WASHINGTON— Today marks the third anniversary of the assassination of Rio de Janeiro City Council member Marielle Franco—a passionate defender of human rights, an Afro-Brazilian, a dissident, and a member of the LGBTQ community. To date, those who ordered her assassination still have not been brought to justice. Reps. Raúl M. Grijalva, Joaquín Castro, David Cicilline, Adriano Espaillat, Henry C. “Hank” Johnson, Ilhan Omar, Mark Pocan, and Susan Wild issued the following statement and affirmation of solidarity:
“We, the undersigned members of the U.S. Congress, affirm our solidarity with all those working in Brazil to bring justice and accountability in the aftermath of this attack on Brazilian democracy. We join elected officials and citizens across Brazil and around the globe in calling for a full and impartial investigation into all aspects of the case.

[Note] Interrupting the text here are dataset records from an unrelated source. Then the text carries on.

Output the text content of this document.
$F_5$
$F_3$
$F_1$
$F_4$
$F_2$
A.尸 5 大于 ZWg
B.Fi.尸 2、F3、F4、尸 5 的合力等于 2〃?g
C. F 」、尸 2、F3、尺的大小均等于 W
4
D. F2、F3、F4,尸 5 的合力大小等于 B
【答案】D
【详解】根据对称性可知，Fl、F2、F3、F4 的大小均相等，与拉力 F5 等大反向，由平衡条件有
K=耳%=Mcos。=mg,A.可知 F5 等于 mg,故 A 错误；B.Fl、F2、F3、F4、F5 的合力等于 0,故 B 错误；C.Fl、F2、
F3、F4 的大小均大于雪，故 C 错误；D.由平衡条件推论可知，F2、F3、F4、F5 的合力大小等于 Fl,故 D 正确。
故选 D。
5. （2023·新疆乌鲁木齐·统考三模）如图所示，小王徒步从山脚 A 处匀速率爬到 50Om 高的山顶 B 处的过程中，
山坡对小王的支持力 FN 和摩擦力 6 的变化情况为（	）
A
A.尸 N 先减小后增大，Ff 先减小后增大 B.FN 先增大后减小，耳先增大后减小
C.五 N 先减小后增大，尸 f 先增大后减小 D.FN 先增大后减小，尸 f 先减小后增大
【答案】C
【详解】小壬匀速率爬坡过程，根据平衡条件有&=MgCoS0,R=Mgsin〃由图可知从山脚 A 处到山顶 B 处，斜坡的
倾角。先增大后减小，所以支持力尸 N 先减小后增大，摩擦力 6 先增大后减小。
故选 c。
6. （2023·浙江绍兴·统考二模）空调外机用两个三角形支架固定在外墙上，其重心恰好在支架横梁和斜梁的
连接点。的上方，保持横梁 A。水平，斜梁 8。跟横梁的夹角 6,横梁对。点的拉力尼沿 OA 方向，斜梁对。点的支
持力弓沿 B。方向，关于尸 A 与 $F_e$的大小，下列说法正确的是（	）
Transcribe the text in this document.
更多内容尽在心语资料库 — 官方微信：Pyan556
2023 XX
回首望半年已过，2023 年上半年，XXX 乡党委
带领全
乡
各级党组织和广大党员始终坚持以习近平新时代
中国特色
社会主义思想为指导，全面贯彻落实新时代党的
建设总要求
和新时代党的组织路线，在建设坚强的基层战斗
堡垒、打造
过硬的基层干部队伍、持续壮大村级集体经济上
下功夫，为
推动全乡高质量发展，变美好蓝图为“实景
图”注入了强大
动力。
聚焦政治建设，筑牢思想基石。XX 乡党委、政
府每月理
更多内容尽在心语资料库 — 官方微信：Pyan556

“We are also fully aware that, tragically, this was not an isolated incident: Violence against activists, candidates, and elected officials in Brazil has spiked in recent years, as Jair Bolsonaro has cultivated his political base by engaging in overtly violent, xenophobic, and anti-democratic rhetoric—first as a presidential candidate, and now as President.
“Credible death threats forced Brazilian member of Congress Jean Wyllys to resign and leave Brazil shortly after Bolsonaro’s inauguration. And a few months ago, Brazilian Congresswoman Talíria Petrone had to go into hiding due to threats to her and her family. Both of these elected officials, like Marielle Franco, belong to the same opposition party, are Afro-Brazilians, and are outspoken defenders of economic, racial, environmental, and social justice.
“As U.S. members of Congress who experienced the January 6 attack on the Capitol, we are particularly cognizant of the seriousness of violence against elected officials and democratic institutions—and the need to ensure accountability when such violence occurs. Justice must be delivered in the aftermath of Marielle Franco’s assassination, and the Brazilian government must adequately protect current elected officials, candidates, and activists against additional violence.”